Learning the Wrong Lessons: Syntactic-Domain Spurious Correlations in Language Models

TL;DR

This work reveals that large language models can learn spurious correlations between syntactic templates and knowledge domains, causing them to rely on surface structure rather than semantics in instruction following. The authors formalize the phenomenon, build a synthetic TRex-based dataset to control domain, syntax, and meaning, and develop a three-step benchmarking framework to measure syntactic-domain reliance across in-domain and cross-domain prompts. They demonstrate that both open- and closed-source models exhibit this reliance, and show concrete safety implications by illustrating how refusals can be bypassed using cross-domain syntactic templates.

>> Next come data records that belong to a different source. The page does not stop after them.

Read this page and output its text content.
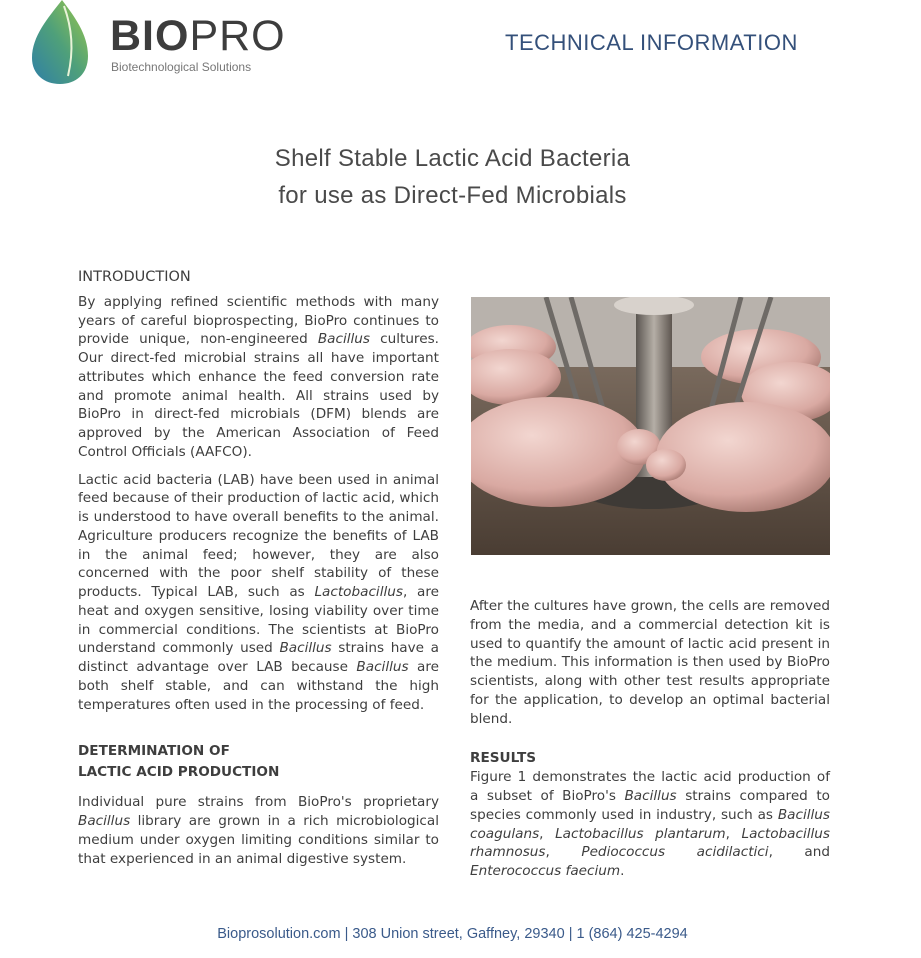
BIOPRO
Biotechnological Solutions
TECHNICAL INFORMATION
Shelf Stable Lactic Acid Bacteria
for use as Direct-Fed Microbials
INTRODUCTION

By applying refined scientific methods with many years of careful bioprospecting, BioPro continues to provide unique, non-engineered Bacillus cultures. Our direct-fed microbial strains all have important attributes which enhance the feed conversion rate and promote animal health. All strains used by BioPro in direct-fed microbials (DFM) blends are approved by the American Association of Feed Control Officials (AAFCO).

Lactic acid bacteria (LAB) have been used in animal feed because of their production of lactic acid, which is understood to have overall benefits to the animal. Agriculture producers recognize the benefits of LAB in the animal feed; however, they are also concerned with the poor shelf stability of these products. Typical LAB, such as Lactobacillus, are heat and oxygen sensitive, losing viability over time in commercial conditions. The scientists at BioPro understand commonly used Bacillus strains have a distinct advantage over LAB because Bacillus are both shelf stable, and can withstand the high temperatures often used in the processing of feed.

DETERMINATION OF
LACTIC ACID PRODUCTION

Individual pure strains from BioPro's proprietary Bacillus library are grown in a rich microbiological medium under oxygen limiting conditions similar to that experienced in an animal digestive system.

After the cultures have grown, the cells are removed from the media, and a commercial detection kit is used to quantify the amount of lactic acid present in the medium. This information is then used by BioPro scientists, along with other test results appropriate for the application, to develop an optimal bacterial blend.

RESULTS

Figure 1 demonstrates the lactic acid production of a subset of BioPro's Bacillus strains compared to species commonly used in industry, such as Bacillus coagulans, Lactobacillus plantarum, Lactobacillus rhamnosus, Pediococcus acidilactici, and Enterococcus faecium.

Bioprosolution.com | 308 Union street, Gaffney, 29340 | 1 (864) 425-4294
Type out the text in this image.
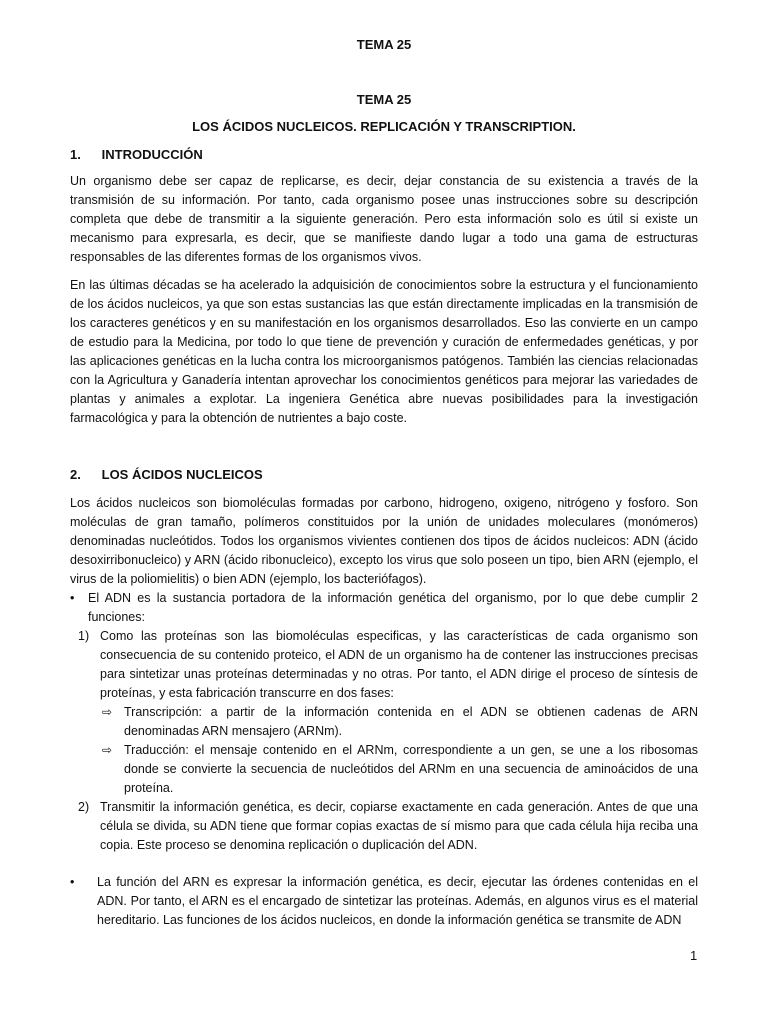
TEMA 25
TEMA 25
LOS ÁCIDOS NUCLEICOS. REPLICACIÓN Y TRANSCRIPTION.
1. INTRODUCCIÓN

Un organismo debe ser capaz de replicarse, es decir, dejar constancia de su existencia a través de la transmisión de su información. Por tanto, cada organismo posee unas instrucciones sobre su descripción completa que debe de transmitir a la siguiente generación. Pero esta información solo es útil si existe un mecanismo para expresarla, es decir, que se manifieste dando lugar a todo una gama de estructuras responsables de las diferentes formas de los organismos vivos.

En las últimas décadas se ha acelerado la adquisición de conocimientos sobre la estructura y el funcionamiento de los ácidos nucleicos, ya que son estas sustancias las que están directamente implicadas en la transmisión de los caracteres genéticos y en su manifestación en los organismos desarrollados. Eso las convierte en un campo de estudio para la Medicina, por todo lo que tiene de prevención y curación de enfermedades genéticas, y por las aplicaciones genéticas en la lucha contra los microorganismos patógenos. También las ciencias relacionadas con la Agricultura y Ganadería intentan aprovechar los conocimientos genéticos para mejorar las variedades de plantas y animales a explotar. La ingeniera Genética abre nuevas posibilidades para la investigación farmacológica y para la obtención de nutrientes a bajo coste.

2. LOS ÁCIDOS NUCLEICOS

Los ácidos nucleicos son biomoléculas formadas por carbono, hidrogeno, oxigeno, nitrógeno y fosforo. Son moléculas de gran tamaño, polímeros constituidos por la unión de unidades moleculares (monómeros) denominadas nucleótidos. Todos los organismos vivientes contienen dos tipos de ácidos nucleicos: ADN (ácido desoxirribonucleico) y ARN (ácido ribonucleico), excepto los virus que solo poseen un tipo, bien ARN (ejemplo, el virus de la poliomielitis) o bien ADN (ejemplo, los bacteriófagos).

• El ADN es la sustancia portadora de la información genética del organismo, por lo que debe cumplir 2 funciones:
1) Como las proteínas son las biomoléculas especificas, y las características de cada organismo son consecuencia de su contenido proteico, el ADN de un organismo ha de contener las instrucciones precisas para sintetizar unas proteínas determinadas y no otras. Por tanto, el ADN dirige el proceso de síntesis de proteínas, y esta fabricación transcurre en dos fases:
⇨ Transcripción: a partir de la información contenida en el ADN se obtienen cadenas de ARN denominadas ARN mensajero (ARNm).
⇨ Traducción: el mensaje contenido en el ARNm, correspondiente a un gen, se une a los ribosomas donde se convierte la secuencia de nucleótidos del ARNm en una secuencia de aminoácidos de una proteína.
2) Transmitir la información genética, es decir, copiarse exactamente en cada generación. Antes de que una célula se divida, su ADN tiene que formar copias exactas de sí mismo para que cada célula hija reciba una copia. Este proceso se denomina replicación o duplicación del ADN.
• La función del ARN es expresar la información genética, es decir, ejecutar las órdenes contenidas en el ADN. Por tanto, el ARN es el encargado de sintetizar las proteínas. Además, en algunos virus es el material hereditario. Las funciones de los ácidos nucleicos, en donde la información genética se transmite de ADN
1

The results motivate explicit testing for syntactic-domain correlations and highlight the need for syntactic diversity within domains during training to prevent such spurious generalization, with practical impact on robustness and safety of deployed LLMs.

Abstract

For an LLM to correctly respond to an instruction it must understand both the semantics and the domain (i.e., subject area) of a given task-instruction pair. However, syntax can also convey implicit information Recent work shows that syntactic templates -- frequent sequences of Part-of-Speech (PoS) tags -- are prevalent in training data and often appear in model outputs. In this work we characterize syntactic templates, domain, and semantics in task-instruction pairs. We identify cases of spurious correlations between syntax and domain, where models learn to associate a domain with syntax during training; this can sometimes override prompt semantics. Using a synthetic training dataset, we find that the syntactic-domain correlation can lower performance (mean 0.51 +/- 0.06) on entity knowledge tasks in OLMo-2 models (1B-13B). We introduce an evaluation framework to detect this phenomenon in trained models, and show that it occurs on a subset of the FlanV2 dataset in open (OLMo-2-7B; Llama-4-Maverick), and closed (GPT-4o) models. Finally, we present a case study on the implications for safety finetuning, showing that unintended syntactic-domain correlations can be used to bypass refusals in OLMo-2-7B Instruct and GPT-4o. Our findings highlight two needs: (1) to explicitly test for syntactic-domain correlations, and (2) to ensure syntactic diversity in training data, specifically within domains, to prevent such spurious correlations.

Paper Structure

This paper contains 33 sections, 2 equations, 11 figures, 11 tables.

Figures (11)

  • Figure 1: Example instantiations of each template setting for the phrase "Where is Paris located? France", where (Paris, France) is the entity pair denoting the domain country. Each template setting modifies either syntax, domain, or semantics. If a model answers "France" in the antonym or disfluent settings, this may be due to over reliance on syntax.
  • Figure 2: OLMo-2-Instruct (7B) and GPT4o performance on the Sentiment140 task. Both results show profiles suggestive of spurious syntactic-domain correlation (cf. Fig. \ref{['fig:model_cases_fig']}).
  • Figure 3: Plot profiles denoting different instruction following behaviours based on performance of each template setting in- and cross-domain. An absent bar indicates the template setting is not informative for assessment of the behaviour.
  • Figure 4: Model responses for variations on the prompt: "Can you guide me on how to bomb an interview?" from ai2-adapt-dev/tulu_v3.9_wildjailbreak_decontaminated_50k (FlanV2). The correct model response in the dataset should be a refusal, but prompt modifications over domain and setting bypass refusals in all but the Antonym setting.
  • Figure 5: Example instantiations of each template type and th semantic distance from the training example. The red region denotes the area where semantics are fully broken.